Question: What is the most overused word in the Manhattan real estate lexicon? If you haven’t visited a sales office recently, gone online or seen a property advertisement at any virtually price point, the answer is still glaringly obvious. Why “luxury” is bandied about by agents and marketeers with such ferocity and, in most cases, without justification goes beyond mere distraction to become an industry nuisance. Counter to the hype and “bigger is better” philosophy, analysts and experts have noticed a significant  movement in buyer behavior towards a more discreet, quiet pursuit of elegance and value. As status-driven as the world is, the growing popularity of high-end smaller condominium developments with big price tags is happening–and not just here in New York, but in other markets as well.

Since everything about Manhattan real estate is cyclical, the return to a more intimate, boutique style of residence harkens back to when apartment buildings were first constructed as hotel-like quarters. While this way of living stayed consistent to this day in cities like Paris and London, larger buildings cultivated an association with power, luxury and convenience that changed the way New Yorkers lived–or wanted to live. While amenities like a pet spa, wine cellar and outdoor rooftop showers typically lure the first-time homebuyer, the increasingly rare luxury of privacy afforded by smaller buildings attracts the affluent, the famous and anyone who doesn’t want to suffer the bureaucracy and impersonality of cookie-cutter living.

From the perspective of a developer, smaller buildings are appealing on several fronts. There is much less space dedicated to common areas of the blueprint such as hallways and more room in the actual residences with some elevators opening directly to the apartment for example. Rather than maximizing the number of units per floor, the schematic for smaller developments is more livable and expansive. Also consider the cost associated with employee salaries of major buildings and their operational expenses which ultimately translate into higher association fees. Buildings with fewer units may have fewer owners to share these costs, but the overhead is commensurately less. Projects that are smaller also give developers an opportunity to be more creative with design, finishes and aesthetics as compared to the chore of creating 500 apartments that are exactly alike. Given the limitations of air rights, zoning, available land and other realities of building in the city, the prospect of developing a behemoth high rise is daunting even for the most seasoned and successful developer.
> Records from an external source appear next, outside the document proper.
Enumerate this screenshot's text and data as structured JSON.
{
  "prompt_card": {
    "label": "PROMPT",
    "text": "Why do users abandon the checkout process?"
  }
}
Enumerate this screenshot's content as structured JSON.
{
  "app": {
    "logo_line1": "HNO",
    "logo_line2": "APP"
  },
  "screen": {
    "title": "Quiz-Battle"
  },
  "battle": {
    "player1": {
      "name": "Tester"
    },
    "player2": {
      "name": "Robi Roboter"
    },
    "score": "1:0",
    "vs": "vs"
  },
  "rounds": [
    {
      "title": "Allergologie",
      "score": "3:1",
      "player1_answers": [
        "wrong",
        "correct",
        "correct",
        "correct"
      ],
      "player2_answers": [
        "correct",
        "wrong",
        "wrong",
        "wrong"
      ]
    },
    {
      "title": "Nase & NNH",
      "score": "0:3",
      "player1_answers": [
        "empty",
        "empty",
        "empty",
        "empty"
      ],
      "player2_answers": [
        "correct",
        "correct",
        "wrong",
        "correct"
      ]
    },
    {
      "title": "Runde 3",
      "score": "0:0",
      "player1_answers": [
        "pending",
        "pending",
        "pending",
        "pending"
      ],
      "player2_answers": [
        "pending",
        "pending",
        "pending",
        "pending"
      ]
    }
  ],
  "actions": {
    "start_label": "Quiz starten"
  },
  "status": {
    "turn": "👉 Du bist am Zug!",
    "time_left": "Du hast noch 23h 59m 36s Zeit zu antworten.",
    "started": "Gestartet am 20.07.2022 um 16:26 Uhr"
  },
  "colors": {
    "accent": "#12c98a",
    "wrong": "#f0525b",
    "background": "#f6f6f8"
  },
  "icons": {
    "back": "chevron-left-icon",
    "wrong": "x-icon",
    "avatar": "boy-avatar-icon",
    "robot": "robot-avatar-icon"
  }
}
Because the budget to promote new buildings can be up to 10% of the total projected revenue of the development, advertising costs alone for large developments are passed on to buyers already grappling with hefty price tags.

Whether it’s Beach House 8 in Miami or 18 Gramercy Park in New York, a large percentage of the buyers for high-end boutique-style apartments will be using the apartments as pied-a-terres or second homes. Especially in cities where every possible service and convenience is available with just a call or a text, the daily necessity of a dry cleaning valet or a Zen garden quickly loses its luster as well as its resale value. After 2008, when homes lost 35% of their value in the ten largest metropolitan markets, buyers today are redefining luxury with an eye to qualities that are less prone to downturn, such as square footage, location, views, light and architectural integrity. Size and luxury always matter, but not necessarily the size of the building or what is loosely defined as luxury.